Qu’apporterait le rapport au Parlement que vous sollicitez ? Cela ne semble pas être le bon outil, c’est-à-dire un outil qui pourrait être efficace pour la mise en œuvre de la réforme dans les meilleures conditions possibles et sur l’ensemble du territoire. Les communes qui se sont engagées dans cette réforme ont fait preuve le plus souvent d’une grande efficacité dans l’organisation d’activités périscolaires, ce qui leur a grandement facilité le passage à la réforme des rythmes éducatifs. Les CAF n’ont donc pas à rougir de leur investissement dans la meilleure application de cette réforme.

M. le président. La parole est à Mme la Présidente de la commission des affaires sociales.

Mme Catherine Lemorton, présidente de la commission des affaires sociales. Votre demande, monsieur Vercamer, sera satisfaite. Si mes souvenirs sont bons, nous avons décidé au bureau de la commission la création d’une mission sur les caisses d’allocations familiales et je pense que vous en serez le président ; le rapporteur sera M. Christian Hutin. Vous aurez donc tout le loisir, pendant six mois, de voir ce qui se passe dans les caisses d’allocations familiales. (Sourires.)

M. le président. La parole est à M. Francis Vercamer.

M. Francis Vercamer. Je remercie Mme la présidente de la commission d’annoncer officiellement cette nomination.

Mme Véronique Louwagie. Très bien.

M. Francis Vercamer. Jusqu’à présent, je n’en avais entendu parler qu’en privé.

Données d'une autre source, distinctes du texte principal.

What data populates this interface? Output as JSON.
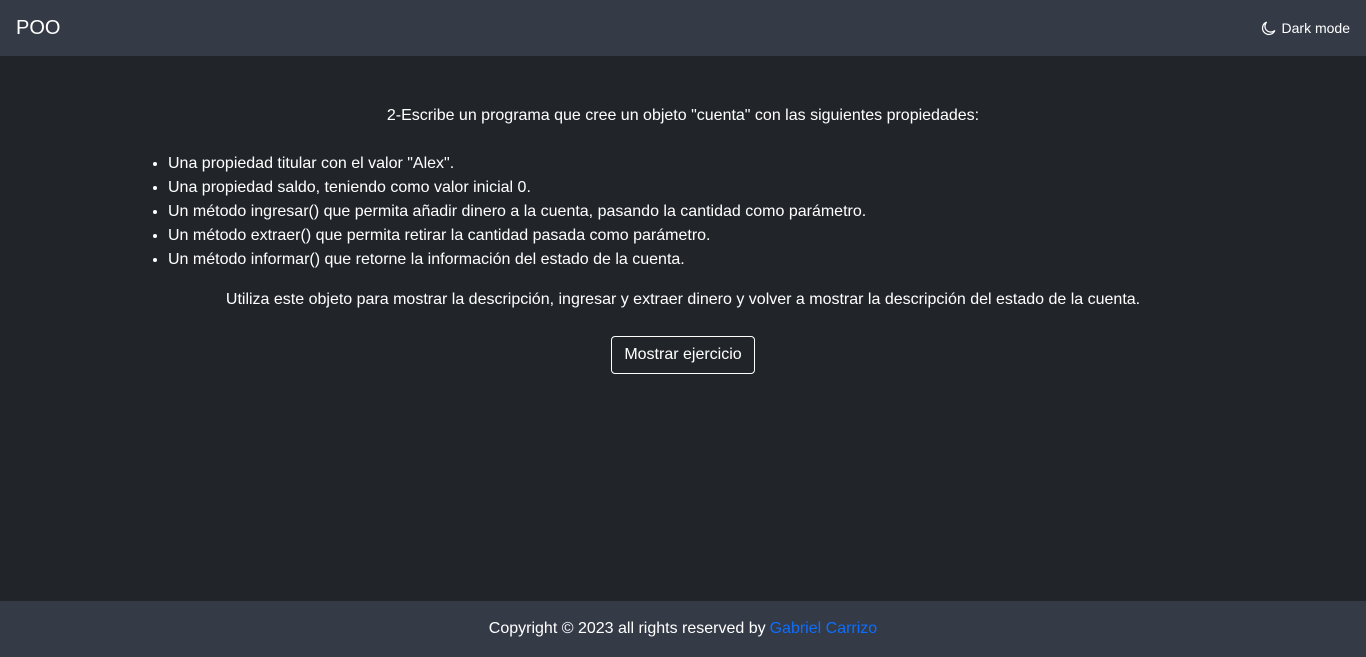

Mais ma question était plus vaste, madame la ministre. Le décret autorise un allégement de l’encadrement des enfants. La CAF participe au financement des activités périscolaires liées à la réforme des rythmes scolaires, mais ne finance pas à la même hauteur les activités périscolaires relevant du régime de droit commun. La CAF va, de fait, dépenser plus d’argent. Si l’on allège l’encadrement, cela coûte moins cher aux communes. Or comme la CAF participe de manière proportionnelle aux coûts, si cela coûte moins cher à la commune, cela coûte moins cher à la CAF. Et la CAF refuse, si bien qu’elle dépense plus d’argent qu’elle ne devrait. Aujourd’hui, la CAF ne veut pas tenir compte du décret pris par le Gouvernement. C’est pour le moins cavalier de la part d’un tel établissement.

M. le président. La parole est à Mme Bérengère Poletti.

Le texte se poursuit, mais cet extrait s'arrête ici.